Masyarakat Pesisir meyakini bahwa lautan yang dimiliki oleh mereka berdasarkan
pembagian kawasan laut yang disahkan oleh Raja Desa itu merupakan suatu sumber daya
alam yang dijadikan untuk memenuhi kebutuhan hidup dan lebihnya dijual untuk
keuntungannya.
Karakteristik masyarakat pesisir berbeda dengan karakterisik masyarakat agraris
atau petani. Dari segi penghasilan, petani mempunyai pendapatan yang dapat dikontrol
karena pola panen yang terkontrol sehingga hasil pangan atau ternak yang mereka miliki
dapat ditentukan untuk mencapai hasil pendapatan yang mereka inginkan. Berbeda halnya
dengan masyarakat pesisir yang mata pencahariannya didominasi dengan pelayan.
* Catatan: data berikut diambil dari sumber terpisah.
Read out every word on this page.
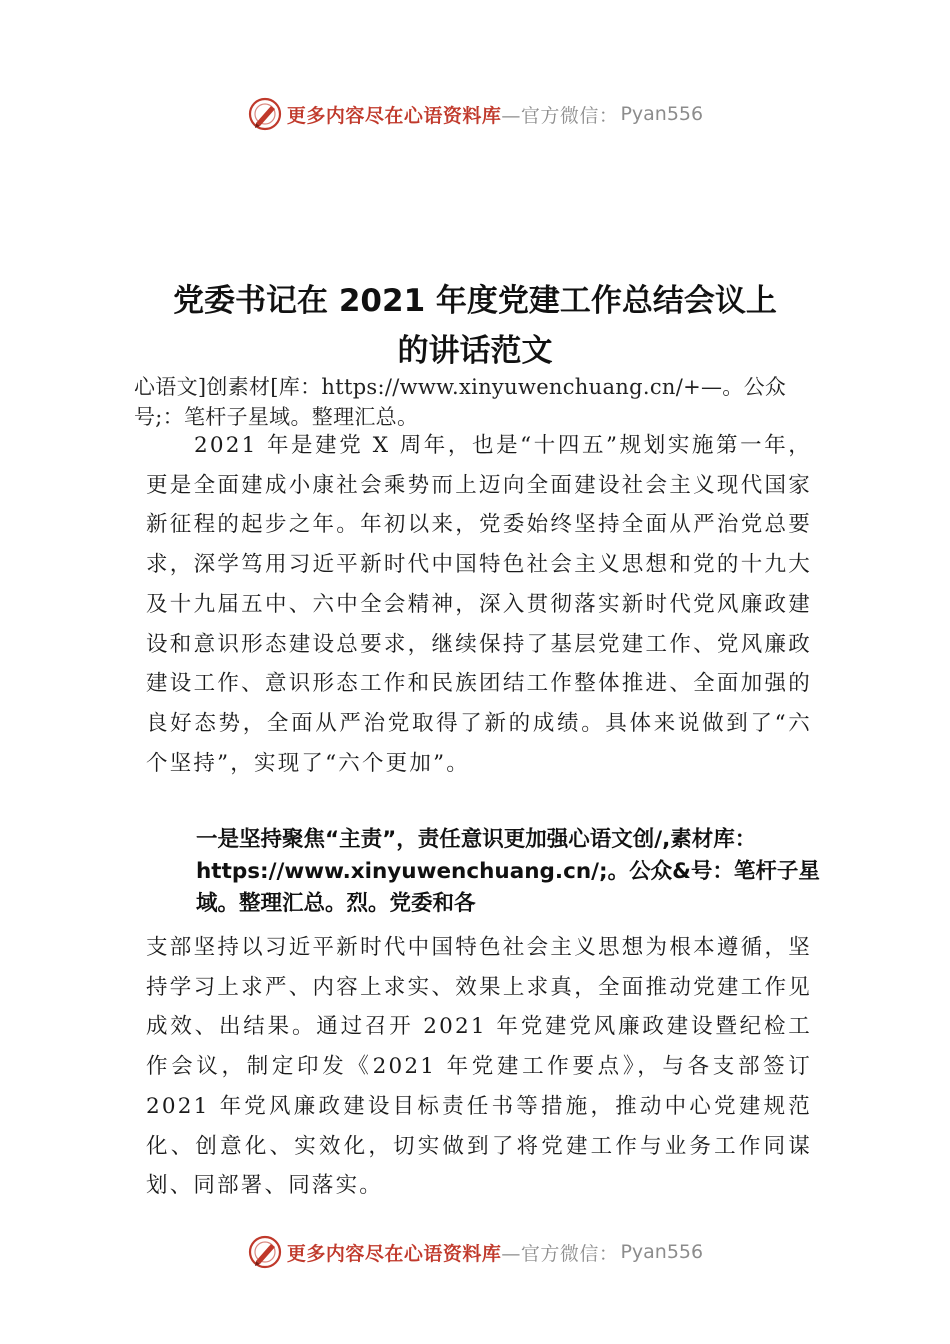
更多内容尽在心语资料库 —官方微信： Pyan556
党委书记在 2021 年度党建工作总结会议上
的讲话范文
心语文]创素材[库：https://www.xinyuwenchuang.cn/+—。公众号;：笔杆子星域。整理汇总。
2021 年是建党 X 周年，也是“十四五”规划实施第一年，更是全面建成小康社会乘势而上迈向全面建设社会主义现代国家新征程的起步之年。年初以来，党委始终坚持全面从严治党总要求，深学笃用习近平新时代中国特色社会主义思想和党的十九大及十九届五中、六中全会精神，深入贯彻落实新时代党风廉政建设和意识形态建设总要求，继续保持了基层党建工作、党风廉政建设工作、意识形态工作和民族团结工作整体推进、全面加强的良好态势，全面从严治党取得了新的成绩。具体来说做到了“六个坚持”，实现了“六个更加”。
一是坚持聚焦“主责”，责任意识更加强心语文创/,素材库：https://www.xinyuwenchuang.cn/;。公众&号：笔杆子星域。整理汇总。烈。党委和各
支部坚持以习近平新时代中国特色社会主义思想为根本遵循，坚持学习上求严、内容上求实、效果上求真，全面推动党建工作见成效、出结果。通过召开 2021 年党建党风廉政建设暨纪检工作会议，制定印发《2021 年党建工作要点》，与各支部签订 2021 年党风廉政建设目标责任书等措施，推动中心党建规范化、创意化、实效化，切实做到了将党建工作与业务工作同谋划、同部署、同落实。
更多内容尽在心语资料库 —官方微信： Pyan556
Pelayan bergelut dengan laut untuk mendapatkan penghasilan, maka pendapatan yang
mereka inginkan tidak bisa dikontrol. “Nelayan menghadapi sumberdaya yang bersifat
open acces dan beresiko tinggi. Hal tersebut menyebabkan masyarakat pesisir sepeti
nelayan memiliki karakter yang tegas, keras, dan terbuka”
Selain itu, karakteristik masyarakat pesisir dapat dilihat dari beberapa aspek
diantaranya, aspek pengetahuan, kepercayaan (teologis), dan posisi nelayan sosial. Dilihat
dari aspek pengetahuan, masyarakat pesisir mendapat pengetahuan dari warisan nenek
moyangnya misalnya mereka untuk melihat kalender dan penunjuk arah maka mereka
menggunakan rasi bintang.
G. Kearifan Lokal
Kearifan lokal atau sering disebut local wisdom dapat dipahami sebagai usaha
manusia dengan menggunakan akal budinya (kognisi) untuk bertindak dan bersikap
terhadap sesuatu, objek, atau peristiwa yang terjadi dalam ruang tertentu. Pengertian di
atas, disusun secara etimologi, di mana wisdom dipahami sebagai kemampuan seseorang
dalam menggunakan akal pikirannya dalam bertindak atau bersikap sebagai hasil penilaian
terhadap sesuatu, objek, atau peristiwa yang terjadi. Sebagai sebuah istilah wisdom sering
diartikan sebagai ‘kearifan/kebijaksanaan’. Lokal secara spesifik menunjuk pada ruang
interaksi terbatas dengan sistem nilai yang terbatas pula. Sebagai ruang interaksi yang
sudah didesain sedemikian rupa yang di dalamnya melibatkan suatu pola-pola hubungan
antara manusia dengan manusia atau manusia dengan lingkungan fisiknya. Pola interaksi
yang sudah terdesain tersebut disebut settting. Setting adalah sebuah ruang interaksi
tempat seseorang dapat menyusun hubunganhubungan face to face dalam lingkungannya.
Sebuah setting kehidupan yang sudah terbentuk secara langsung akan memproduksi nilai-
nilai. Nilai-nilai tersebut yang akan menjadi landasan hubungan mereka atau menjadi
acuan tingkah-laku mereka. Kearifan lokal merupakan pengetahuan yang eksplisit yang
muncul dari periode panjang yang berevolusi bersama-sama masyarakat dan
lingkungannya dalam sistem lokal yang sudah dialami bersama-sama (Tiezzi et al). Proses
evolusi yang begitu panjang dan melekat dalam masyarakat dapat menjadikan kearifan
lokal sebagai sumber energi potensial dari sistem pengetahuan kolektif masyarakat untuk
hidup bersama secara dinamis dan damai. Pengertian ini melihat kearifan lokal tidak
sekadar sebagai acuan tingkah-laku seseorang, tetapi lebih jauh, yaitu mampu
mendinamisasi kehidupan masyarakat yang penuh keadaban. Secara substansial, kearifan
lokal itu adalah nilai-nilai yang berlaku dalam suatu masyarakat. Nilai-nilai yang diyakini
kebenarannya dan menjadi acuan dalam bertingkah-laku sehari-hari masyarakat setempat.
Oleh karena itu, sangat beralasan jika dikatakan bahwa kearifan lokal merupakan entitas
yang sangat menentukan harkat dan martabat manusia dalam komunitasnya.